Anche quest’anno, e più dello scorso, per moltissimi lavoratori italiani il Natale segnerà la fine del loro rapporto di lavoro. Tra le varie ‘aziende’ in crisi c’è anche lo Stato, che ha deciso di tagliare pesantemente i lavoratori precari che da decenni si occupano delle sempre più disastrate scuole italiane e che ora rischiano il licenziamento o, nella migliore delle ipotesi, di ricevere uno stipendio pari al 25% di quello non certo da nababbi che percepiscono ora. I dipendenti a rischio sono ben 25 mila addetti alle pulizie.
Nel 1999, la legge 124 stabilì che dal 1° gennaio del 2000 il personale dipendente dagli enti locali dovesse passare allo Stato grazie alla cosiddetta “riforma Bassanini” (PD). Dei 25 mila addetti a rischio licenziamento circa 8.500 erano alle dipendenze di cooperative sociali messe in piedi da comuni e province per dare loro un reddito appena in grado di garantire un livello minimo di sostentamento; gli altri 17mila facevano parte di consorzi nazionali. Quando avvenne il passaggio allo Stato, il ministero dell’Economia finanziò il tutto con 540 milioni di euro. Ma contemporaneamente accantonò nella scuola quasi 12mila posti di collaboratore scolastico sostituiti nella sola mansione delle pulizie dai 25mila pulitori delle cooperative e grandi imprese di pulizia. Poi arrivò il ministro dell’Istruzione Mariastella Gelmini che operò un primo taglio di 150 milioni portando lo stanziamento a 390 milioni l’anno.
Nelle scuole, la mansione delle pulizie è affidata ai bidelli che svolgono anche la vigilanza degli alunni.
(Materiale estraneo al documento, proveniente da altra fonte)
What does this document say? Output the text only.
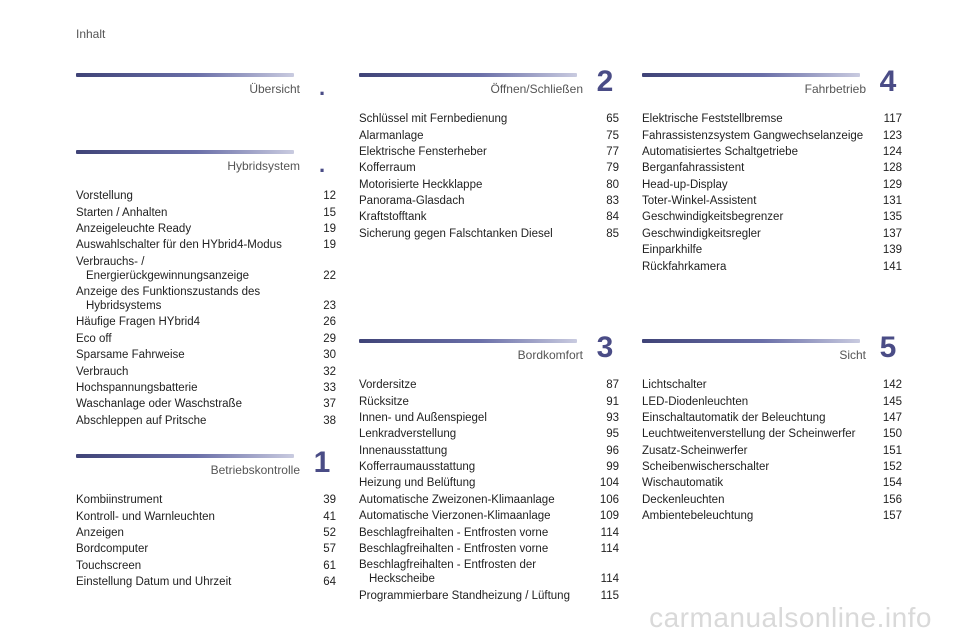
Inhalt
Übersicht .
Hybridsystem .
Vorstellung	12
Starten / Anhalten	15
Anzeigeleuchte Ready	19
Auswahlschalter für den HYbrid4-Modus	19
Verbrauchs- /
Energierückgewinnungsanzeige	22
Anzeige des Funktionszustands des
Hybridsystems	23
Häufige Fragen HYbrid4	26
Eco off	29
Sparsame Fahrweise	30
Verbrauch	32
Hochspannungsbatterie	33
Waschanlage oder Waschstraße	37
Abschleppen auf Pritsche	38
Betriebskontrolle 1
Kombiinstrument	39
Kontroll- und Warnleuchten	41
Anzeigen	52
Bordcomputer	57
Touchscreen	61
Einstellung Datum und Uhrzeit	64
Öffnen/Schließen 2
Schlüssel mit Fernbedienung	65
Alarmanlage	75
Elektrische Fensterheber	77
Kofferraum	79
Motorisierte Heckklappe	80
Panorama-Glasdach	83
Kraftstofftank	84
Sicherung gegen Falschtanken Diesel	85
Bordkomfort 3
Vordersitze	87
Rücksitze	91
Innen- und Außenspiegel	93
Lenkradverstellung	95
Innenausstattung	96
Kofferraumausstattung	99
Heizung und Belüftung	104
Automatische Zweizonen-Klimaanlage	106
Automatische Vierzonen-Klimaanlage	109
Beschlagfreihalten - Entfrosten vorne	114
Beschlagfreihalten - Entfrosten vorne	114
Beschlagfreihalten - Entfrosten der
Heckscheibe	114
Programmierbare Standheizung / Lüftung	115
Fahrbetrieb 4
Elektrische Feststellbremse	117
Fahrassistenzsystem Gangwechselanzeige	123
Automatisiertes Schaltgetriebe	124
Berganfahrassistent	128
Head-up-Display	129
Toter-Winkel-Assistent	131
Geschwindigkeitsbegrenzer	135
Geschwindigkeitsregler	137
Einparkhilfe	139
Rückfahrkamera	141
Sicht 5
Lichtschalter	142
LED-Diodenleuchten	145
Einschaltautomatik der Beleuchtung	147
Leuchtweitenverstellung der Scheinwerfer	150
Zusatz-Scheinwerfer	151
Scheibenwischerschalter	152
Wischautomatik	154
Deckenleuchten	156
Ambientebeleuchtung	157
carmanualsonline.info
Mentre i “pulizieri” si limitano a mantenere puliti i locali. Le regioni con il maggior numero di addetti sono Campania, Lazio, Puglia e Sicilia che da sole assorbono il 62 per cento di tutti i pulitori presenti nelle circa 8mila scuola italiane. Adesso, però, in tempi di tagli ordinati dalla troika il governo vuole ridurre di nuovo lo stanziamento a quello strettamente legato al risparmio degli 11.857 posti di bidello accantonati nell’organico nazionale dei collaboratori scolastici: cioè, 288milioni di euro. In questo modo l’orario di lavoro per 8.500 pulitori provenienti dagli enti locali verrebbe ridotto da 24 a 6 ore settimanali, e per tutti gli altri da 35 a 15. Nel caso – assai difficile – in cui le cooperative non volessero licenziare nessuno, dovrebbero ridurre gli stipendi del 75% ai primi e del 60 ai secondi. Un vero e proprio massacro. E i contratti scadono per tutti il 31 dicembre.
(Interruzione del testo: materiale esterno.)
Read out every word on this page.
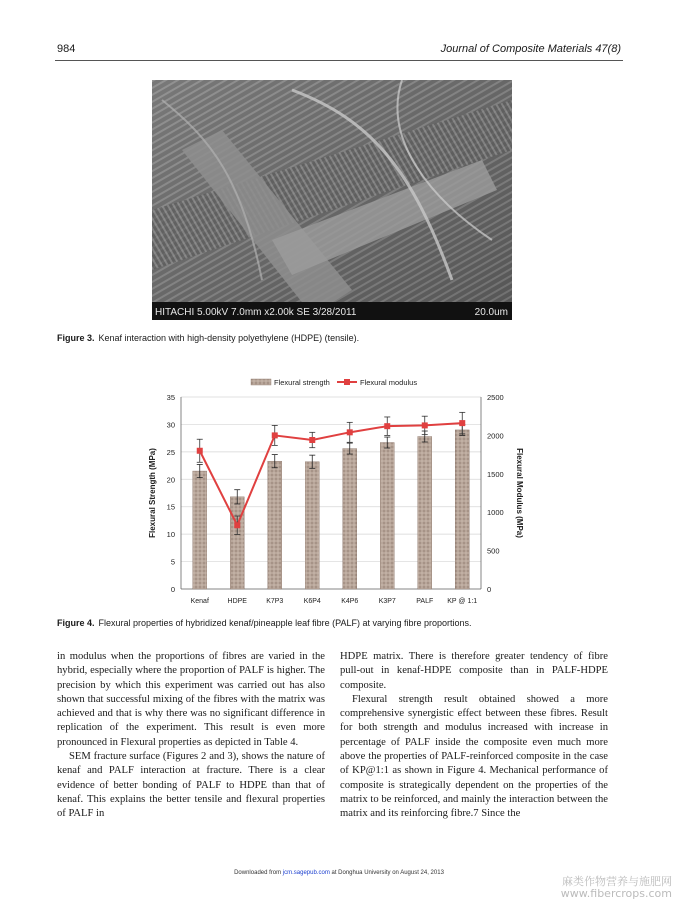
984	Journal of Composite Materials 47(8)
HITACHI 5.00kV 7.0mm x2.00k SE 3/28/2011	20.0um
Figure 3. Kenaf interaction with high-density polyethylene (HDPE) (tensile).
0
5
10
15
20
25
30
35
0
500
1000
1500
2000
2500
Kenaf	HDPE	K7P3	K6P4	K4P6	K3P7	PALF KP @ 1:1
Flexural Strength (MPa)	Flexural Modulus (MPa)
Flexural strength	Flexural modulus
Figure 4. Flexural properties of hybridized kenaf/pineapple leaf fibre (PALF) at varying fibre proportions.

in modulus when the proportions of fibres are varied in the hybrid, especially where the proportion of PALF is higher. The precision by which this experiment was carried out has also shown that successful mixing of the fibres with the matrix was achieved and that is why there was no significant difference in replication of the experiment. This result is even more pronounced in Flexural properties as depicted in Table 4.

SEM fracture surface (Figures 2 and 3), shows the nature of kenaf and PALF interaction at fracture. There is a clear evidence of better bonding of PALF to HDPE than that of kenaf. This explains the better tensile and flexural properties of PALF in

HDPE matrix. There is therefore greater tendency of fibre pull-out in kenaf-HDPE composite than in PALF-HDPE composite.

Flexural strength result obtained showed a more comprehensive synergistic effect between these fibres. Result for both strength and modulus increased with increase in percentage of PALF inside the composite even much more above the properties of PALF-reinforced composite in the case of KP@1:1 as shown in Figure 4. Mechanical performance of composite is strategically dependent on the properties of the matrix to be reinforced, and mainly the interaction between the matrix and its reinforcing fibre.7 Since the

Downloaded from jcm.sagepub.com at Donghua University on August 24, 2013
麻类作物营养与施肥网
www.fibercrops.com
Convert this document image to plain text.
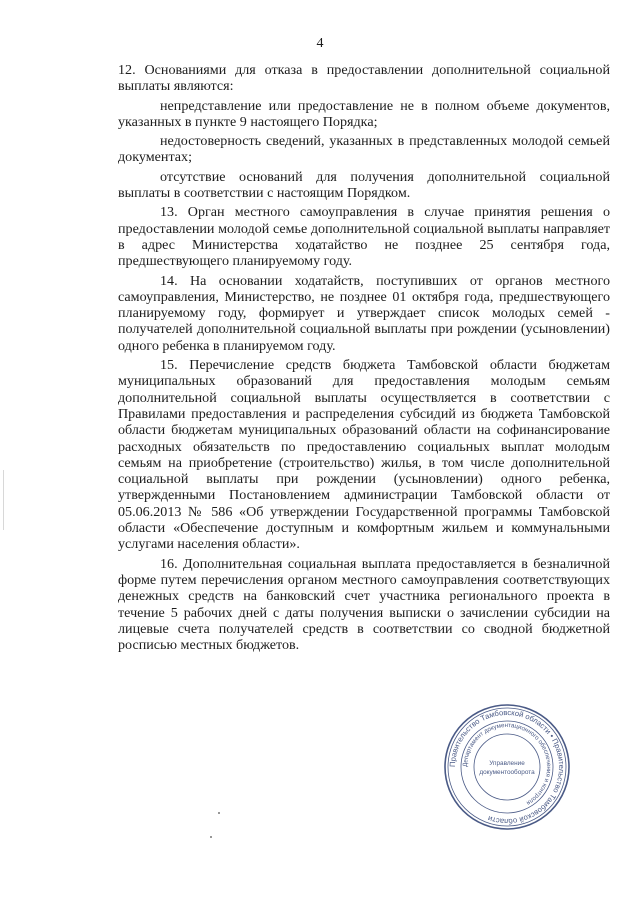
4

12. Основаниями для отказа в предоставлении дополнительной социальной выплаты являются:

непредставление или предоставление не в полном объеме документов, указанных в пункте 9 настоящего Порядка;

недостоверность сведений, указанных в представленных молодой семьей документах;

отсутствие оснований для получения дополнительной социальной выплаты в соответствии с настоящим Порядком.

13. Орган местного самоуправления в случае принятия решения о предоставлении молодой семье дополнительной социальной выплаты направляет в адрес Министерства ходатайство не позднее 25 сентября года, предшествующего планируемому году.

14. На основании ходатайств, поступивших от органов местного самоуправления, Министерство, не позднее 01 октября года, предшествующего планируемому году, формирует и утверждает список молодых семей - получателей дополнительной социальной выплаты при рождении (усыновлении) одного ребенка в планируемом году.

15. Перечисление средств бюджета Тамбовской области бюджетам муниципальных образований для предоставления молодым семьям дополнительной социальной выплаты осуществляется в соответствии с Правилами предоставления и распределения субсидий из бюджета Тамбовской области бюджетам муниципальных образований области на софинансирование расходных обязательств по предоставлению социальных выплат молодым семьям на приобретение (строительство) жилья, в том числе дополнительной социальной выплаты при рождении (усыновлении) одного ребенка, утвержденными Постановлением администрации Тамбовской области от 05.06.2013 № 586 «Об утверждении Государственной программы Тамбовской области «Обеспечение доступным и комфортным жильем и коммунальными услугами населения области».

16. Дополнительная социальная выплата предоставляется в безналичной форме путем перечисления органом местного самоуправления соответствующих денежных средств на банковский счет участника регионального проекта в течение 5 рабочих дней с даты получения выписки о зачислении субсидии на лицевые счета получателей средств в соответствии со сводной бюджетной росписью местных бюджетов.

Правительство Тамбовской области • Правительство Тамбовской области
Департамент документационного обеспечения и контроля
Управление
документооборота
Così da alcuni giorni migliaia di ex Lsu ed Lpu sono sul piede di guerra, e ieri hanno scioperato insieme all’Unione Sindacale di Base. Stamattina, nonostante il divieto della polizia, a centinaia si stanno dirigendo verso Palazzo Chigi. “La decisione del Governo e del Ministero per l’Istruzione di affidare l’appalto tramite gara CONSIP con ribassi fino al 70% nell’immediato ha provocato l’invio di 22.000 lettere di licenziamento da parte dei vecchi aggiudicatari, ma soprattutto non garantisce né la riassunzione di tutti i lavoratori né le condizioni, già gravose, di lavoro e di salario, con un taglio netto di circa il 50%, che a fronte di stipendi non superiori ai 900/1.000 euro, significano la miseria più nera” denuncia in un comunicato il sindacato conflittuale secondo il quale “l’assunzione diretta di 22.000 lavoratori avrebbe consentito un risparmio non inferiore ai 60 milioni annui di euro – dichiara Paolo Sabatini dell’Esecutivo Nazionale USB – che in tempi di spending review non sono proprio da buttar via, a meno che ideologicamente si preferisca far pagare solo a lavoratori incolpevoli il peso di scelte passate sbagliate e la necessità di stare dietro ai diktat della BCE e dell’Unione Europea”.